(NW Tema abuelos)
Cuando se
fue a Canadá, Ramón Ribagorza tenía veinte años. Se había metido en líos
políticos en la Universidad y pensó que cambiar de ambiente le vendría bien. No
había sido fácil: el idioma, el clima, pero los años habían pasado volando.
Ahora con cincuenta volvía a casa, a poner en orden los asuntos de su familia.
Al pueblo de
sus abuelos se llegaba por una carretera que serpenteaba y desembocaba en un
valle verde y húmedo, de árboles y casas blancas. Las calles que llevaban al
río aún eran empedradas, la Plaza donde se ubicaba el edificio del Ayuntamiento,
estaba adornada con grandes macetones de madera llenos de flores. Ramón aparcó
el coche y echó una ojeada por el entorno. No se parecía en nada al recuerdo
que guardaba en su memoria. En la esquina, frente a la Iglesia, la taberna de
Ángeles la del sacristán seguía abierta. No era ella, sino su nieto el que
llevaba ahora el negocio, pero no había demasiados cambios en la decoración. El
café seguía estando muy bueno.
Comentó en
el bar que iba a vender la casa de sus abuelos, antes de que se cayera, por si
algún vecino estaba interesado en ella, aunque le avisaron que cada vez había
menos vecinos en el pueblo, luego tomó el camino que llevaba al cementerio,
tendría que pasar por delante de él para llegar a la casa. En el camposanto tampoco quedaba nadie, lo habían
trasladado de lugar. Habían pasado mucho miedo en su infancia cuando debían
pasar por allí para volver a casa, después de una noche de verbena. Entre los
cipreses, eucaliptus y pinos parecían rondar los espíritus de los que reposaban
allí.
Olía a
húmedo al abrir el portón de la casa. Lo que fue el establo se transformó
después en un portalón con bancos de piedra, adosados a las paredes., allí jugaban
los días lluviosos. Subió las escaleras se llevaban al piso. Abrió la puerta
que, desde el descansillo daba acceso a la huerta. Se sentó en los escalones.
La imagen del abuelo Pablo se hizo real en su memoria: decidido, humilde, con
ojos cansados y sonrisa fácil Siempre estaba ocupado haciendo algo. Trabajaba aquel
huerto primorosamente y a él le gustaba ayudarle.
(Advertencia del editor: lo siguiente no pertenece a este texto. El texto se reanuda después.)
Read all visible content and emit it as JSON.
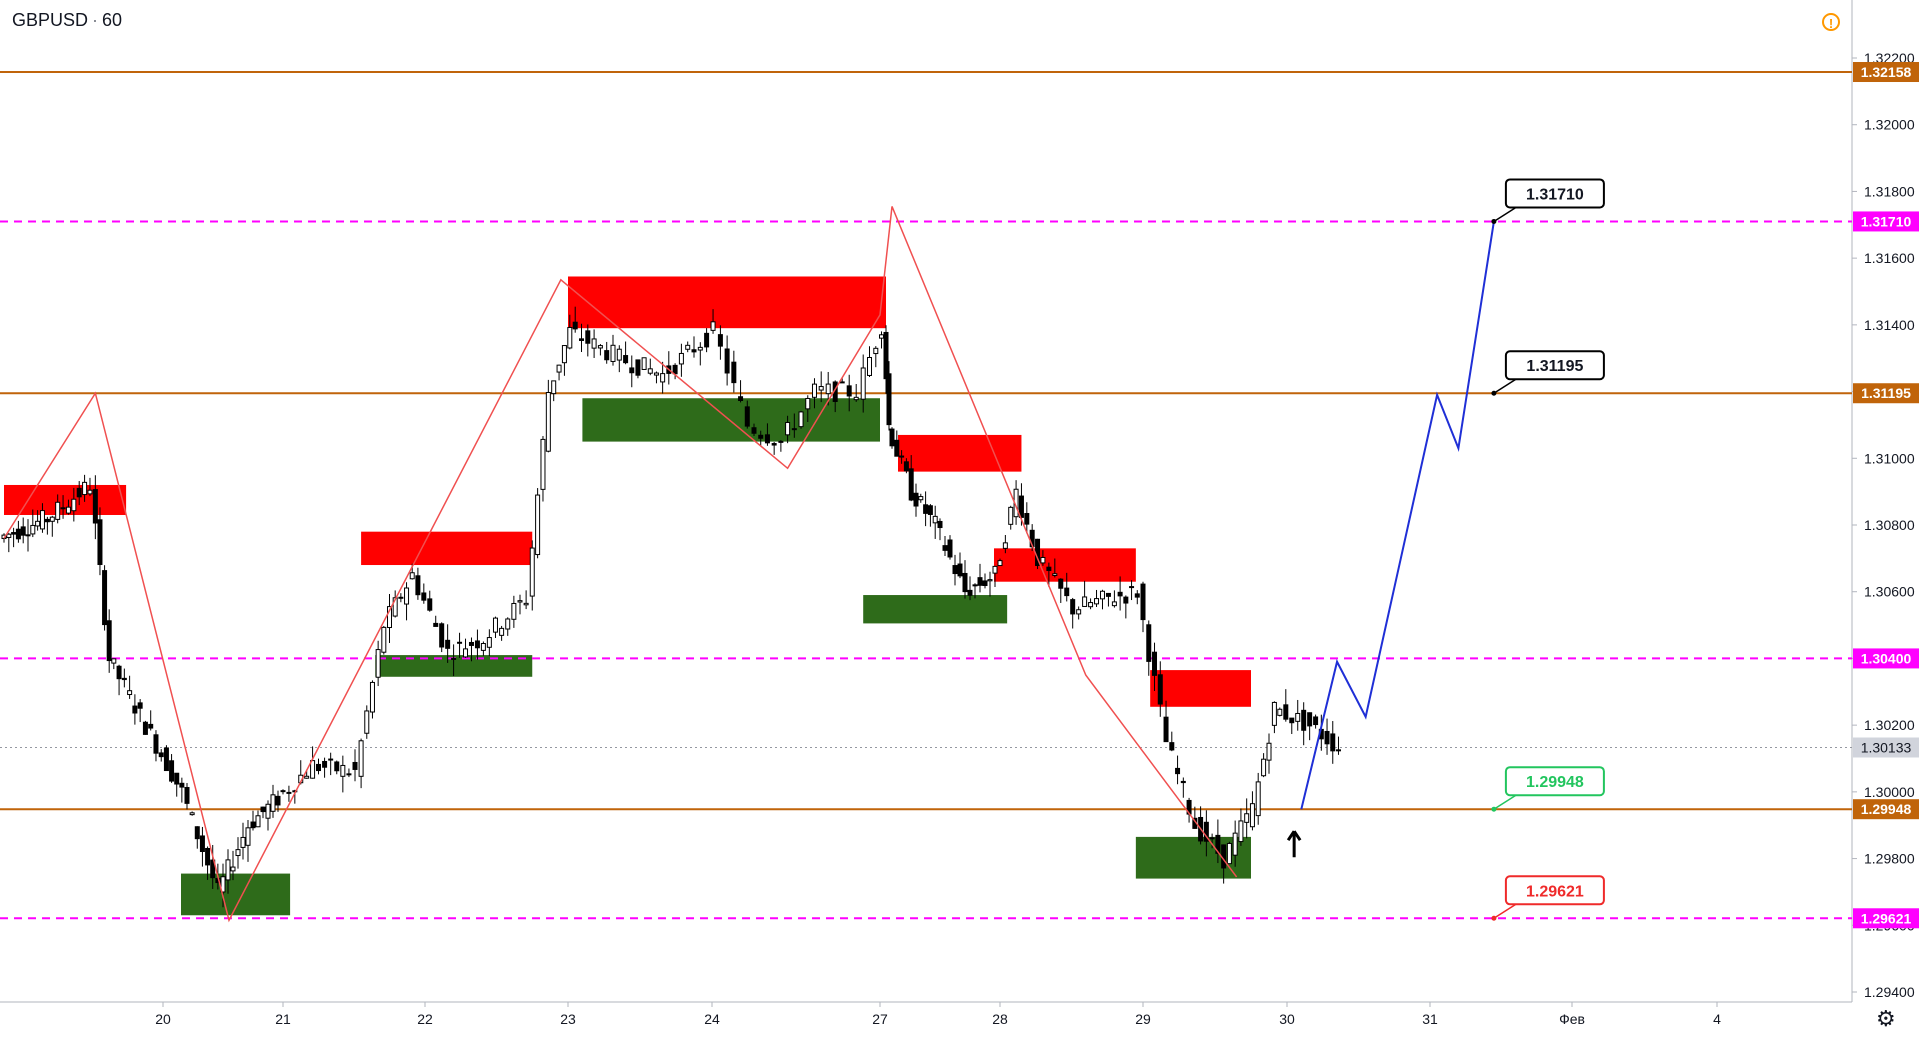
{
  "header": {
    "symbol": "GBPUSD",
    "interval": "60"
  },
  "icons": {
    "alert": "exclamation-circle-icon",
    "settings": "gear-icon"
  },
  "colors": {
    "up": "#ffffff",
    "down": "#000000",
    "wick": "#000000",
    "supply": "#ff0000",
    "demand": "#2e6b1a",
    "solid_level": "#c0640a",
    "dashed_level": "#ff00ff",
    "zigzag": "#f05050",
    "projection": "#1f2fd6",
    "label_target": "#000000",
    "label_green": "#22c55e",
    "label_red": "#ef2a2a"
  },
  "chart_data": {
    "type": "candlestick",
    "symbol": "GBPUSD",
    "interval": "60",
    "ylim": [
      1.2935,
      1.3225
    ],
    "y_ticks": [
      "1.32200",
      "1.32000",
      "1.31800",
      "1.31600",
      "1.31400",
      "1.31200",
      "1.31000",
      "1.30800",
      "1.30600",
      "1.30400",
      "1.30200",
      "1.30000",
      "1.29800",
      "1.29600",
      "1.29400"
    ],
    "x_ticks": [
      {
        "label": "20",
        "day": 3.0
      },
      {
        "label": "21",
        "day": 4.0
      },
      {
        "label": "22",
        "day": 5.0
      },
      {
        "label": "23",
        "day": 6.0
      },
      {
        "label": "24",
        "day": 7.0
      },
      {
        "label": "27",
        "day": 8.0
      },
      {
        "label": "28",
        "day": 9.0
      },
      {
        "label": "29",
        "day": 10.0
      },
      {
        "label": "30",
        "day": 11.0
      },
      {
        "label": "31",
        "day": 12.0
      },
      {
        "label": "Фев",
        "day": 13.0
      },
      {
        "label": "4",
        "day": 14.0
      }
    ],
    "levels": [
      {
        "price": 1.32158,
        "style": "solid",
        "label": "1.32158"
      },
      {
        "price": 1.3171,
        "style": "dashed",
        "label": "1.31710"
      },
      {
        "price": 1.31195,
        "style": "solid",
        "label": "1.31195"
      },
      {
        "price": 1.304,
        "style": "dashed",
        "label": "1.30400"
      },
      {
        "price": 1.29948,
        "style": "solid",
        "label": "1.29948"
      },
      {
        "price": 1.29621,
        "style": "dashed",
        "label": "1.29621"
      }
    ],
    "last_price": {
      "price": 1.30133,
      "label": "1.30133"
    },
    "zones": [
      {
        "kind": "supply",
        "d1": 1.7,
        "d2": 2.7,
        "p1": 1.3083,
        "p2": 1.3092
      },
      {
        "kind": "supply",
        "d1": 4.55,
        "d2": 5.75,
        "p1": 1.3068,
        "p2": 1.3078
      },
      {
        "kind": "supply",
        "d1": 6.0,
        "d2": 8.05,
        "p1": 1.3139,
        "p2": 1.31545
      },
      {
        "kind": "supply",
        "d1": 8.15,
        "d2": 9.15,
        "p1": 1.3096,
        "p2": 1.3107
      },
      {
        "kind": "supply",
        "d1": 8.95,
        "d2": 9.95,
        "p1": 1.3063,
        "p2": 1.3073
      },
      {
        "kind": "supply",
        "d1": 10.05,
        "d2": 10.75,
        "p1": 1.30255,
        "p2": 1.30365
      },
      {
        "kind": "demand",
        "d1": 3.15,
        "d2": 4.05,
        "p1": 1.2963,
        "p2": 1.29755
      },
      {
        "kind": "demand",
        "d1": 4.65,
        "d2": 5.75,
        "p1": 1.30345,
        "p2": 1.3041
      },
      {
        "kind": "demand",
        "d1": 6.1,
        "d2": 8.0,
        "p1": 1.3105,
        "p2": 1.3118
      },
      {
        "kind": "demand",
        "d1": 7.9,
        "d2": 9.05,
        "p1": 1.30505,
        "p2": 1.3059
      },
      {
        "kind": "demand",
        "d1": 9.95,
        "d2": 10.75,
        "p1": 1.2974,
        "p2": 1.29865
      }
    ],
    "zigzag": [
      {
        "day": 1.7,
        "price": 1.3076
      },
      {
        "day": 2.45,
        "price": 1.31195
      },
      {
        "day": 3.55,
        "price": 1.29615
      },
      {
        "day": 5.95,
        "price": 1.31535
      },
      {
        "day": 7.45,
        "price": 1.3097
      },
      {
        "day": 8.0,
        "price": 1.3143
      },
      {
        "day": 8.1,
        "price": 1.31755
      },
      {
        "day": 9.6,
        "price": 1.3035
      },
      {
        "day": 10.65,
        "price": 1.29745
      }
    ],
    "projection": [
      {
        "day": 11.1,
        "price": 1.29948
      },
      {
        "day": 11.35,
        "price": 1.3039
      },
      {
        "day": 11.55,
        "price": 1.30225
      },
      {
        "day": 12.05,
        "price": 1.3119
      },
      {
        "day": 12.2,
        "price": 1.3103
      },
      {
        "day": 12.45,
        "price": 1.3171
      }
    ],
    "callouts": [
      {
        "text": "1.31710",
        "day": 12.45,
        "price": 1.3171,
        "color": "target"
      },
      {
        "text": "1.31195",
        "day": 12.45,
        "price": 1.31195,
        "color": "target"
      },
      {
        "text": "1.29948",
        "day": 12.45,
        "price": 1.29948,
        "color": "green"
      },
      {
        "text": "1.29621",
        "day": 12.45,
        "price": 1.29621,
        "color": "red"
      }
    ],
    "arrow_up": {
      "day": 11.05,
      "price": 1.2984
    },
    "path": [
      {
        "day": 1.7,
        "price": 1.3076
      },
      {
        "day": 2.1,
        "price": 1.3082
      },
      {
        "day": 2.45,
        "price": 1.3092
      },
      {
        "day": 2.6,
        "price": 1.304
      },
      {
        "day": 2.9,
        "price": 1.302
      },
      {
        "day": 3.2,
        "price": 1.3
      },
      {
        "day": 3.5,
        "price": 1.297
      },
      {
        "day": 3.75,
        "price": 1.299
      },
      {
        "day": 4.0,
        "price": 1.2998
      },
      {
        "day": 4.25,
        "price": 1.3008
      },
      {
        "day": 4.55,
        "price": 1.3006
      },
      {
        "day": 4.75,
        "price": 1.305
      },
      {
        "day": 4.95,
        "price": 1.3065
      },
      {
        "day": 5.2,
        "price": 1.3042
      },
      {
        "day": 5.45,
        "price": 1.3046
      },
      {
        "day": 5.75,
        "price": 1.3058
      },
      {
        "day": 5.9,
        "price": 1.312
      },
      {
        "day": 6.05,
        "price": 1.3138
      },
      {
        "day": 6.4,
        "price": 1.313
      },
      {
        "day": 6.7,
        "price": 1.3125
      },
      {
        "day": 7.05,
        "price": 1.3138
      },
      {
        "day": 7.25,
        "price": 1.311
      },
      {
        "day": 7.45,
        "price": 1.3105
      },
      {
        "day": 7.65,
        "price": 1.312
      },
      {
        "day": 7.9,
        "price": 1.312
      },
      {
        "day": 8.05,
        "price": 1.314
      },
      {
        "day": 8.1,
        "price": 1.311
      },
      {
        "day": 8.3,
        "price": 1.309
      },
      {
        "day": 8.5,
        "price": 1.308
      },
      {
        "day": 8.75,
        "price": 1.306
      },
      {
        "day": 9.0,
        "price": 1.3065
      },
      {
        "day": 9.15,
        "price": 1.309
      },
      {
        "day": 9.3,
        "price": 1.307
      },
      {
        "day": 9.55,
        "price": 1.3055
      },
      {
        "day": 9.8,
        "price": 1.3058
      },
      {
        "day": 10.0,
        "price": 1.306
      },
      {
        "day": 10.2,
        "price": 1.3015
      },
      {
        "day": 10.4,
        "price": 1.299
      },
      {
        "day": 10.6,
        "price": 1.298
      },
      {
        "day": 10.8,
        "price": 1.2995
      },
      {
        "day": 10.95,
        "price": 1.3025
      },
      {
        "day": 11.2,
        "price": 1.302
      },
      {
        "day": 11.4,
        "price": 1.30133
      }
    ]
  }
}
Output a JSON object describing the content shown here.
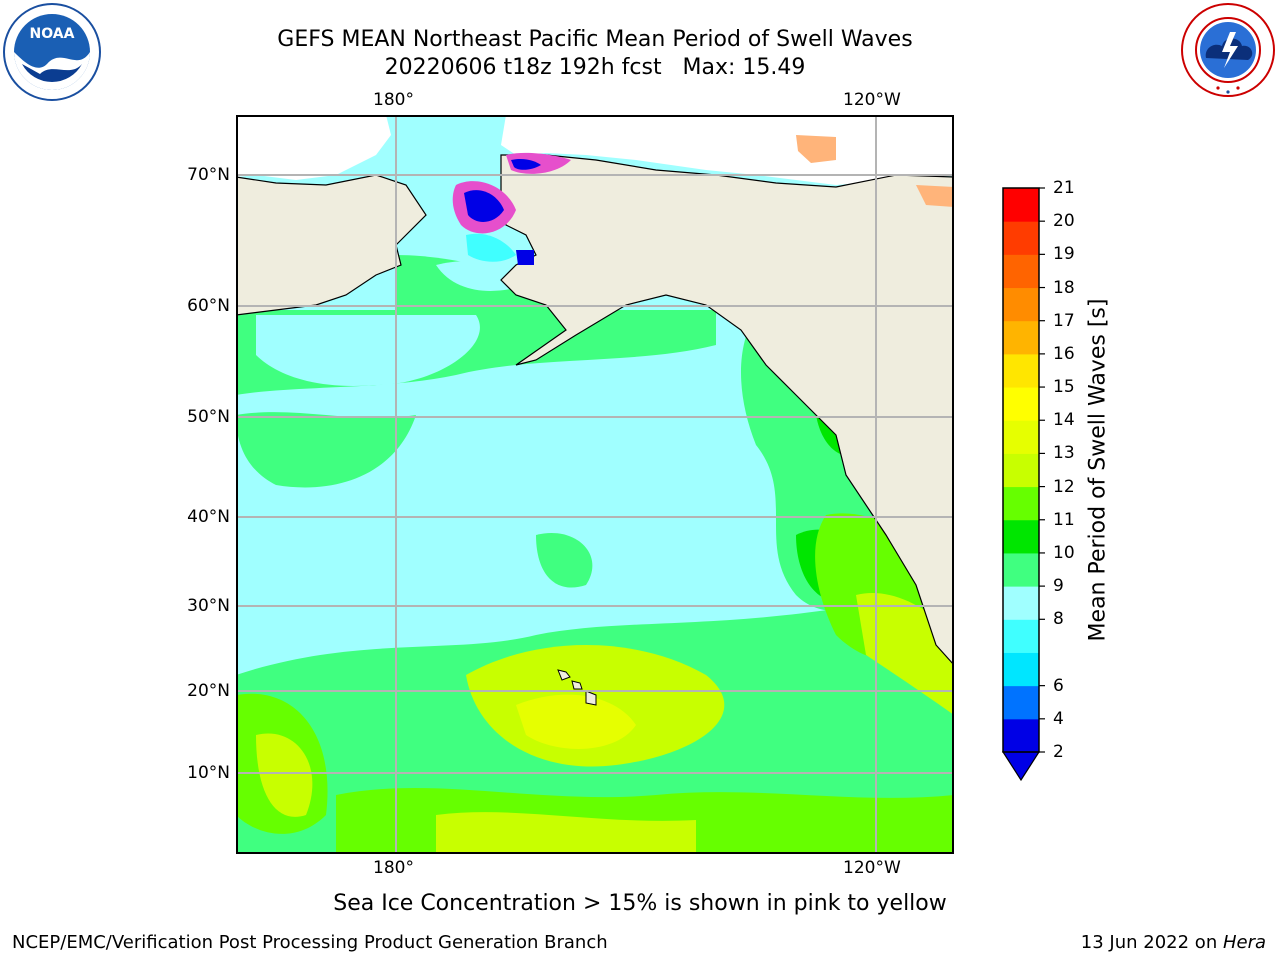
{
  "header": {
    "title_line1": "GEFS MEAN Northeast Pacific Mean Period of Swell Waves",
    "title_line2": "20220606 t18z 192h fcst   Max: 15.49"
  },
  "logos": {
    "noaa_text": "NOAA",
    "noaa_ring_text": "NATIONAL OCEANIC AND ATMOSPHERIC ADMINISTRATION",
    "nws_ring_text": "NATIONAL WEATHER SERVICE"
  },
  "map": {
    "lon_labels_top": [
      "180°",
      "120°W"
    ],
    "lon_labels_bottom": [
      "180°",
      "120°W"
    ],
    "lat_labels": [
      "70°N",
      "60°N",
      "50°N",
      "40°N",
      "30°N",
      "20°N",
      "10°N"
    ],
    "note": "Sea Ice Concentration > 15% is shown in pink to yellow"
  },
  "colorbar": {
    "label": "Mean Period of Swell Waves [s]",
    "ticks": [
      "2",
      "4",
      "6",
      "7",
      "8",
      "9",
      "10",
      "11",
      "12",
      "13",
      "14",
      "15",
      "16",
      "17",
      "18",
      "19",
      "20",
      "21"
    ],
    "tick_labels": [
      "2",
      "4",
      "6",
      "8",
      "9",
      "10",
      "11",
      "12",
      "13",
      "14",
      "15",
      "16",
      "17",
      "18",
      "19",
      "20",
      "21"
    ],
    "colors": [
      "#0000e6",
      "#0073ff",
      "#00e6ff",
      "#40ffff",
      "#a0ffff",
      "#40ff80",
      "#00e600",
      "#66ff00",
      "#c8ff00",
      "#e6ff00",
      "#ffff00",
      "#ffe600",
      "#ffb400",
      "#ff8c00",
      "#ff6400",
      "#ff3c00",
      "#ff0000"
    ],
    "under_color": "#0000e6"
  },
  "footer": {
    "left": "NCEP/EMC/Verification Post Processing Product Generation Branch",
    "right_date": "13 Jun 2022 on ",
    "right_machine": "Hera"
  }
}
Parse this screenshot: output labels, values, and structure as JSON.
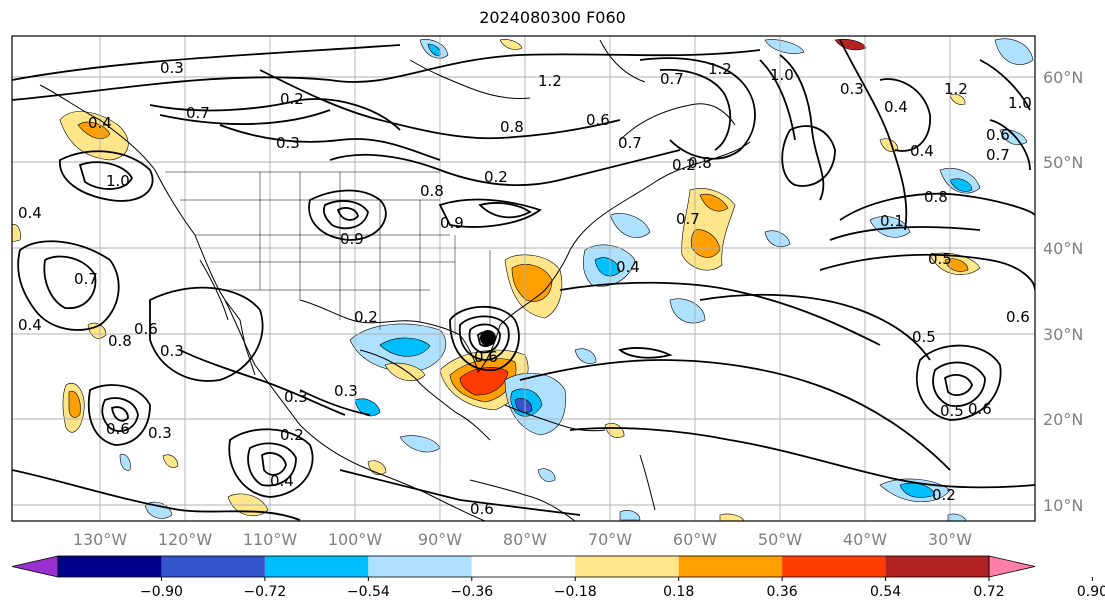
{
  "title": "2024080300 F060",
  "lon_labels": [
    "130°W",
    "120°W",
    "110°W",
    "100°W",
    "90°W",
    "80°W",
    "70°W",
    "60°W",
    "50°W",
    "40°W",
    "30°W"
  ],
  "lat_labels": [
    "60°N",
    "50°N",
    "40°N",
    "30°N",
    "20°N",
    "10°N"
  ],
  "colorbar": {
    "colors": [
      "#9b30d0",
      "#00008c",
      "#3355cc",
      "#00bfff",
      "#aee1ff",
      "#ffffff",
      "#ffe68a",
      "#ff9f00",
      "#ff3c00",
      "#b22222",
      "#ff7faa"
    ],
    "tick_labels": [
      "−0.90",
      "−0.72",
      "−0.54",
      "−0.36",
      "−0.18",
      "0.18",
      "0.36",
      "0.54",
      "0.72",
      "0.90"
    ]
  },
  "contour_labels": [
    "0.3",
    "1.2",
    "0.7",
    "1.2",
    "1.0",
    "0.3",
    "1.2",
    "1.0",
    "0.4",
    "0.7",
    "0.2",
    "0.3",
    "0.8",
    "0.6",
    "0.7",
    "0.8",
    "0.4",
    "1.0",
    "0.2",
    "0.8",
    "0.4",
    "0.9",
    "0.6",
    "0.4",
    "0.2",
    "0.9",
    "0.7",
    "0.1",
    "0.8",
    "0.4",
    "0.5",
    "0.4",
    "0.7",
    "0.8",
    "0.6",
    "0.3",
    "0.2",
    "0.3",
    "0.5",
    "0.6",
    "0.3",
    "0.2",
    "0.6",
    "0.6",
    "0.4",
    "0.5",
    "0.6",
    "0.7",
    "0.6",
    "0.2",
    "0.3"
  ]
}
Le gastaba bromas con las
zanahorias simulando la nariz de Pinocho, o recogía su boina para simular que
era Popeye. A la vez cortaba una lechuga o sacaba de la tierra unas patatas que
depositaba en una carretilla chica y Ramón lo llevaba orgulloso a la cocina
para que la abuela lo arreglara para comer.
En aquellos
veranos, encorvado sobre los surcos, le hablaba de la tierra a la que
pertenecían, de las viejas costumbres, del amor a la naturaleza, de la buena
convivencia con los vecinos, de la responsabilidad como ciudadanos. Cuando la campana de la iglesia daba las doce,
el abuelo se quitaba la boina y permanecía quieto unos momentos. En la época de
los higos su abuelo recogía en un pañuelo media docena y los reservaba para su
mujer. Eran los más maduros. Cuando se los daba, ambos se miraban como si
acabaran de conocerse.
Ella era
alta y delgada, de piel muy blanca y ojos azules. Hablaba poco, pero abrazaba
mucho, su voz era dulce, pocas veces se enfadaba, si lo hacía no necesitaba
levantarla, porque todos reconocían su mirada de los días revueltos. La abuela
Vicenta era una gran cocinera, le gustaba y pasaba horas preparando todo lo que
pudiera gustarles. Para el desayuno, leche caliente recién ordeñada y talo
hecho con harina de maíz en la chapa de leña. Platillos de nata fresca con azúcar
acompañaban al resto. Al abuelo le gustaba bendecir la mesa, pero como en el Ángelus,
solo permanecía en silencio unos segundos y no sabíamos si había rezado o no.
Yo quería ser como él, imaginaba que llevaría una boina como la suya y sabría
las respuestas a todas las preguntas y tendría una mujer silenciosa que me
miraría con admiración y amor.
Pero estos eran otros tiempos y él ya se había divorciado y no tenía hijos. Pronto, aquel lugar desaparecería, alguien tiraría la casa para hacer una nueva y más moderna y viviría en ella sus propios recuerdos del mañana.